Quiero formular y justificar algunas proposiciones escépticas sobre el problema del escritor argentino y la tradición. Mi escepticismo no se refiere a la dificultad o imposibilidad de resolverlo, sino a la existencia misma del problema. Creo que nos enfrenta un tema retórico, apto para desarrollos patéticos; más que de una verdadera dificultad mental entiendo que se trata de una apariencia, de un simulacro, de un seudoproblema.

Antes de examinarlo, quiero considerar los planteos y soluciones más corrientes. Empezaré por una solución que se ha hecho casi instintiva, que se presenta sin colaboración de razonamientos; la que afirma que la tradición literaria argentina ya existe en la poesía gauchesca. Según ella, el léxico, los procedimientos, los temas de la poesía gauchesca deben ilustrar al escritor contemporáneo, y son un punto de partida y quizá un arquetipo. Es la solución más común y por eso pienso demorarme en su examen.

Ha sido propuesta por Lugones en El payador; ahí se lee que los argentinos poseemos un poema clásico, el Martín Fierro, y que ese poema debe ser para nosotros lo que los poemas homéricos fueron para los griegos. Parece difícil contradecir esta opinión, sin menoscabo del Martín Fierro. Creo que el Martín Fierro es la obra más perdurable que hemos escrito los argentinos; y creo con la misma intensidad que no podemos suponer que el Martín Fierro es, como algunas veces se ha dicho, nuestra Biblia, nuestro libro canónico.

Ricardo Rojas, que también ha recomendado la canonización del Martín Fierro, tiene una página, en su Historia de la literatura argentina, que parece casi un lugar común y que es una astucia.

Rojas estudia la poesía de los gauchescos, es decir, la poesía de Hidalgo, Ascasubi, Estanislao del Campo y José Hernández, y la deriva de la poesía de los payadores, de la espontánea poesía de los gauchos. Hace notar que el metro de la poesía popular es el octosílabo y que los autores de la poesía gauchesca manejan ese metro, y acaba por considerar la poesía de los gauchescos como una continuación o magnificación de la poesía de los payadores.

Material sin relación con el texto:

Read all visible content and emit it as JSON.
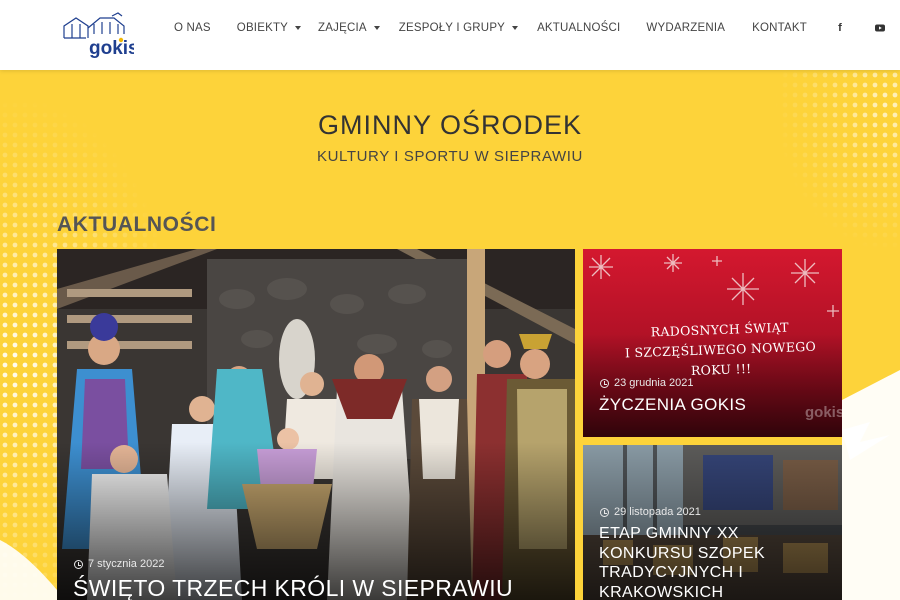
{
  "header": {
    "logo_text": "gokis",
    "nav": [
      {
        "label": "O NAS",
        "dropdown": false
      },
      {
        "label": "OBIEKTY",
        "dropdown": true
      },
      {
        "label": "ZAJĘCIA",
        "dropdown": true
      },
      {
        "label": "ZESPOŁY I GRUPY",
        "dropdown": true
      },
      {
        "label": "AKTUALNOŚCI",
        "dropdown": false
      },
      {
        "label": "WYDARZENIA",
        "dropdown": false
      },
      {
        "label": "KONTAKT",
        "dropdown": false
      }
    ],
    "social": [
      {
        "icon": "facebook-icon",
        "glyph": "f"
      },
      {
        "icon": "youtube-icon",
        "glyph": "▶"
      }
    ]
  },
  "hero": {
    "title": "GMINNY OŚRODEK",
    "subtitle": "KULTURY I SPORTU W SIEPRAWIU"
  },
  "news": {
    "heading": "AKTUALNOŚCI",
    "items": [
      {
        "date": "7 stycznia 2022",
        "title": "ŚWIĘTO TRZECH KRÓLI W SIEPRAWIU"
      },
      {
        "date": "23 grudnia 2021",
        "title": "ŻYCZENIA GOKIS",
        "image_text": "RADOSNYCH ŚWIĄT\nI SZCZĘŚLIWEGO NOWEGO ROKU !!!"
      },
      {
        "date": "29 listopada 2021",
        "title": "ETAP GMINNY XX KONKURSU SZOPEK TRADYCYJNYCH I KRAKOWSKICH"
      }
    ]
  },
  "colors": {
    "background": "#fdd33a",
    "header_bg": "#ffffff",
    "xmas_red": "#c8102e",
    "logo_blue": "#1f3f8f",
    "logo_yellow": "#f2b705"
  }
}
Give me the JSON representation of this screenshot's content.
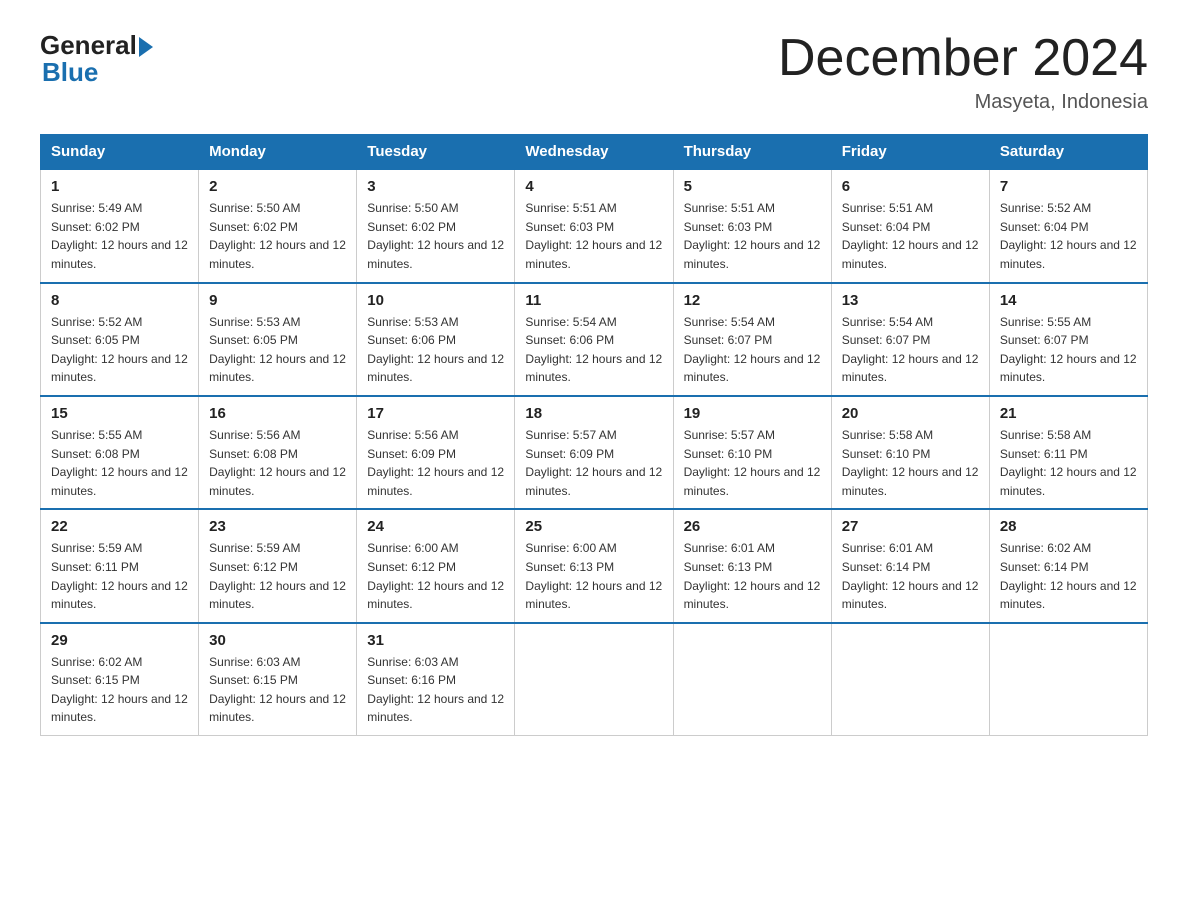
{
  "logo": {
    "general": "General",
    "blue": "Blue"
  },
  "title": "December 2024",
  "subtitle": "Masyeta, Indonesia",
  "days_of_week": [
    "Sunday",
    "Monday",
    "Tuesday",
    "Wednesday",
    "Thursday",
    "Friday",
    "Saturday"
  ],
  "weeks": [
    [
      {
        "day": "1",
        "sunrise": "5:49 AM",
        "sunset": "6:02 PM",
        "daylight": "12 hours and 12 minutes."
      },
      {
        "day": "2",
        "sunrise": "5:50 AM",
        "sunset": "6:02 PM",
        "daylight": "12 hours and 12 minutes."
      },
      {
        "day": "3",
        "sunrise": "5:50 AM",
        "sunset": "6:02 PM",
        "daylight": "12 hours and 12 minutes."
      },
      {
        "day": "4",
        "sunrise": "5:51 AM",
        "sunset": "6:03 PM",
        "daylight": "12 hours and 12 minutes."
      },
      {
        "day": "5",
        "sunrise": "5:51 AM",
        "sunset": "6:03 PM",
        "daylight": "12 hours and 12 minutes."
      },
      {
        "day": "6",
        "sunrise": "5:51 AM",
        "sunset": "6:04 PM",
        "daylight": "12 hours and 12 minutes."
      },
      {
        "day": "7",
        "sunrise": "5:52 AM",
        "sunset": "6:04 PM",
        "daylight": "12 hours and 12 minutes."
      }
    ],
    [
      {
        "day": "8",
        "sunrise": "5:52 AM",
        "sunset": "6:05 PM",
        "daylight": "12 hours and 12 minutes."
      },
      {
        "day": "9",
        "sunrise": "5:53 AM",
        "sunset": "6:05 PM",
        "daylight": "12 hours and 12 minutes."
      },
      {
        "day": "10",
        "sunrise": "5:53 AM",
        "sunset": "6:06 PM",
        "daylight": "12 hours and 12 minutes."
      },
      {
        "day": "11",
        "sunrise": "5:54 AM",
        "sunset": "6:06 PM",
        "daylight": "12 hours and 12 minutes."
      },
      {
        "day": "12",
        "sunrise": "5:54 AM",
        "sunset": "6:07 PM",
        "daylight": "12 hours and 12 minutes."
      },
      {
        "day": "13",
        "sunrise": "5:54 AM",
        "sunset": "6:07 PM",
        "daylight": "12 hours and 12 minutes."
      },
      {
        "day": "14",
        "sunrise": "5:55 AM",
        "sunset": "6:07 PM",
        "daylight": "12 hours and 12 minutes."
      }
    ],
    [
      {
        "day": "15",
        "sunrise": "5:55 AM",
        "sunset": "6:08 PM",
        "daylight": "12 hours and 12 minutes."
      },
      {
        "day": "16",
        "sunrise": "5:56 AM",
        "sunset": "6:08 PM",
        "daylight": "12 hours and 12 minutes."
      },
      {
        "day": "17",
        "sunrise": "5:56 AM",
        "sunset": "6:09 PM",
        "daylight": "12 hours and 12 minutes."
      },
      {
        "day": "18",
        "sunrise": "5:57 AM",
        "sunset": "6:09 PM",
        "daylight": "12 hours and 12 minutes."
      },
      {
        "day": "19",
        "sunrise": "5:57 AM",
        "sunset": "6:10 PM",
        "daylight": "12 hours and 12 minutes."
      },
      {
        "day": "20",
        "sunrise": "5:58 AM",
        "sunset": "6:10 PM",
        "daylight": "12 hours and 12 minutes."
      },
      {
        "day": "21",
        "sunrise": "5:58 AM",
        "sunset": "6:11 PM",
        "daylight": "12 hours and 12 minutes."
      }
    ],
    [
      {
        "day": "22",
        "sunrise": "5:59 AM",
        "sunset": "6:11 PM",
        "daylight": "12 hours and 12 minutes."
      },
      {
        "day": "23",
        "sunrise": "5:59 AM",
        "sunset": "6:12 PM",
        "daylight": "12 hours and 12 minutes."
      },
      {
        "day": "24",
        "sunrise": "6:00 AM",
        "sunset": "6:12 PM",
        "daylight": "12 hours and 12 minutes."
      },
      {
        "day": "25",
        "sunrise": "6:00 AM",
        "sunset": "6:13 PM",
        "daylight": "12 hours and 12 minutes."
      },
      {
        "day": "26",
        "sunrise": "6:01 AM",
        "sunset": "6:13 PM",
        "daylight": "12 hours and 12 minutes."
      },
      {
        "day": "27",
        "sunrise": "6:01 AM",
        "sunset": "6:14 PM",
        "daylight": "12 hours and 12 minutes."
      },
      {
        "day": "28",
        "sunrise": "6:02 AM",
        "sunset": "6:14 PM",
        "daylight": "12 hours and 12 minutes."
      }
    ],
    [
      {
        "day": "29",
        "sunrise": "6:02 AM",
        "sunset": "6:15 PM",
        "daylight": "12 hours and 12 minutes."
      },
      {
        "day": "30",
        "sunrise": "6:03 AM",
        "sunset": "6:15 PM",
        "daylight": "12 hours and 12 minutes."
      },
      {
        "day": "31",
        "sunrise": "6:03 AM",
        "sunset": "6:16 PM",
        "daylight": "12 hours and 12 minutes."
      },
      null,
      null,
      null,
      null
    ]
  ]
}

Sospecho que hay un grave error en esta afirmación; podríamos decir un hábil error, porque se ve que Rojas, para dar raíz popular a la poseía de los gauchescos, que empieza en Hidalgo y culmina en Hernández, la presenta como una continuación o derivación de la de los gauchos, y así, Bartolomé Hidalgo es, no el Homero de esta poesía, como dijo Mitre, sino un eslabón.

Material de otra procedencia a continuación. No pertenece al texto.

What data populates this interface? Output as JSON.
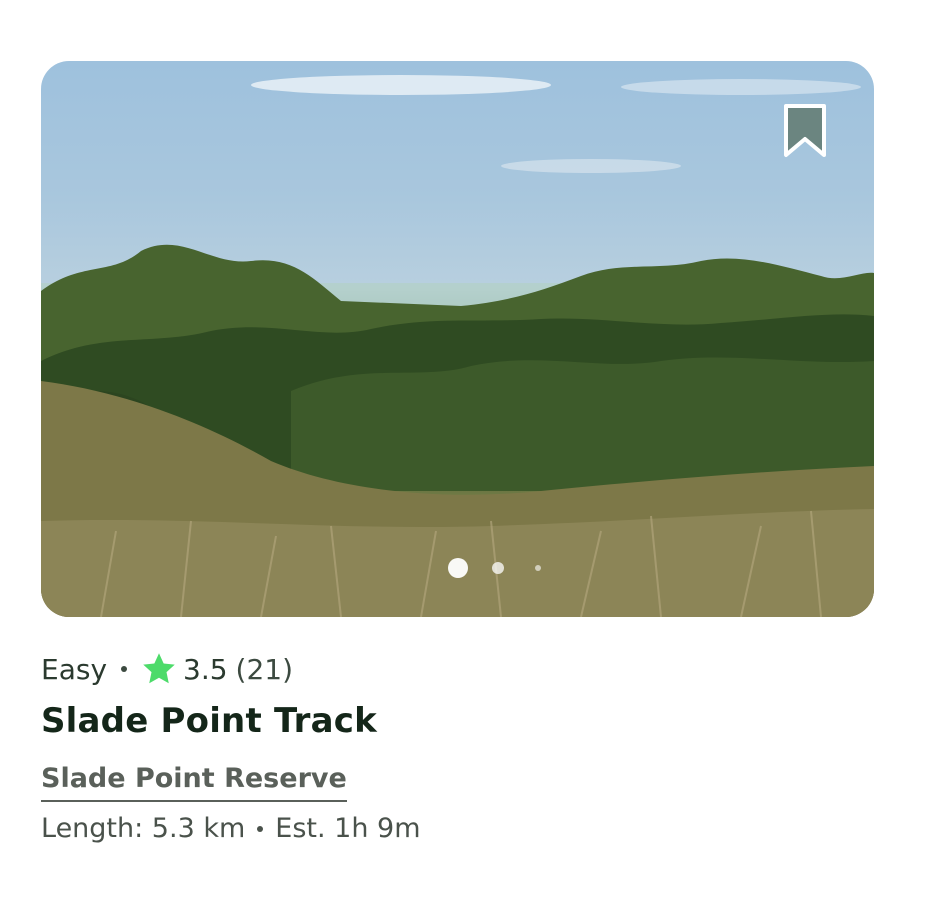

Ricardo Rojas hace de Hidalgo un payador; sin embargo, según la misma Historia de la literatura argentina, este supuesto payador empezó componiendo versos endecasílabos, metro naturalmente vedado a los payadores, que no percibían su armonía, como no percibieron la armonía del endecasílabo los lectores españoles cuando Garcilaso lo importó de Italia.

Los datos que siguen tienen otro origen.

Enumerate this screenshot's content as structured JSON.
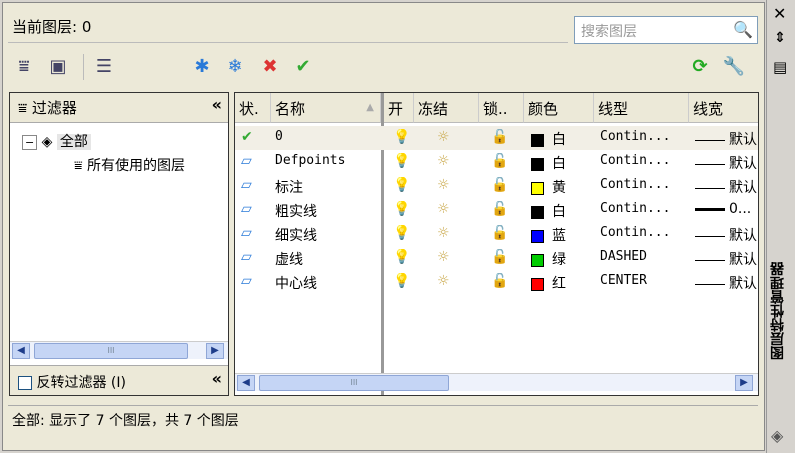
{
  "header": {
    "current_layer_label": "当前图层:",
    "current_layer_value": "0",
    "search_placeholder": "搜索图层"
  },
  "filter_panel": {
    "title": "过滤器",
    "tree": [
      {
        "label": "全部",
        "expanded": true
      },
      {
        "label": "所有使用的图层"
      }
    ],
    "invert_label": "反转过滤器 (I)",
    "invert_checked": false
  },
  "columns": [
    "状.",
    "名称",
    "开",
    "冻结",
    "锁..",
    "颜色",
    "线型",
    "线宽"
  ],
  "layers": [
    {
      "name": "0",
      "current": true,
      "color_name": "白",
      "color": "#000000",
      "linetype": "Contin...",
      "lineweight": "默认",
      "lw_bold": false
    },
    {
      "name": "Defpoints",
      "color_name": "白",
      "color": "#000000",
      "linetype": "Contin...",
      "lineweight": "默认"
    },
    {
      "name": "标注",
      "color_name": "黄",
      "color": "#ffff00",
      "linetype": "Contin...",
      "lineweight": "默认"
    },
    {
      "name": "粗实线",
      "color_name": "白",
      "color": "#000000",
      "linetype": "Contin...",
      "lineweight": "0...",
      "lw_bold": true
    },
    {
      "name": "细实线",
      "color_name": "蓝",
      "color": "#0000ff",
      "linetype": "Contin...",
      "lineweight": "默认"
    },
    {
      "name": "虚线",
      "color_name": "绿",
      "color": "#00cc00",
      "linetype": "DASHED",
      "lineweight": "默认"
    },
    {
      "name": "中心线",
      "color_name": "红",
      "color": "#ff0000",
      "linetype": "CENTER",
      "lineweight": "默认"
    }
  ],
  "status": "全部: 显示了 7 个图层，共 7 个图层",
  "side_title": "图层特性管理器"
}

Entiendo que hay una diferencia fundamental entre la poesía de los gauchos y la poesía gauchesca. Basta comparar cualquier colección de poesías populares con el Martín Fierro, con el Paulino Lucero, con el Fausto, para advertir esa diferencia, que está no menos en el léxico que en el propósito de los poetas. Los poetas populares del campo y del suburbio versifican temas generales: las penas del amor y de la ausencia, el dolor del amor, y lo hacen en un léxico muy general también; en cambio, los poetas gauchescos cultivan un lenguaje deliberadamente popular, que los poetas populares no ensayan. No quiero decir que el idioma de los poetas populares sea un español correcto, quiero decir que si hay incorrecciones son obra de la ignorancia. En cambio, en los poetas gauchescos hay una busca de las palabras nativas, una profusión del color local. La prueba es ésta: un colombiano, un mejicano o un español pueden comprender inmediatamente las poesías de los payadores, de los gauchos, y en cambio necesitan un glosario para comprender, siquiera aproximadamente, a Estanislao del Campo o Ascasubi.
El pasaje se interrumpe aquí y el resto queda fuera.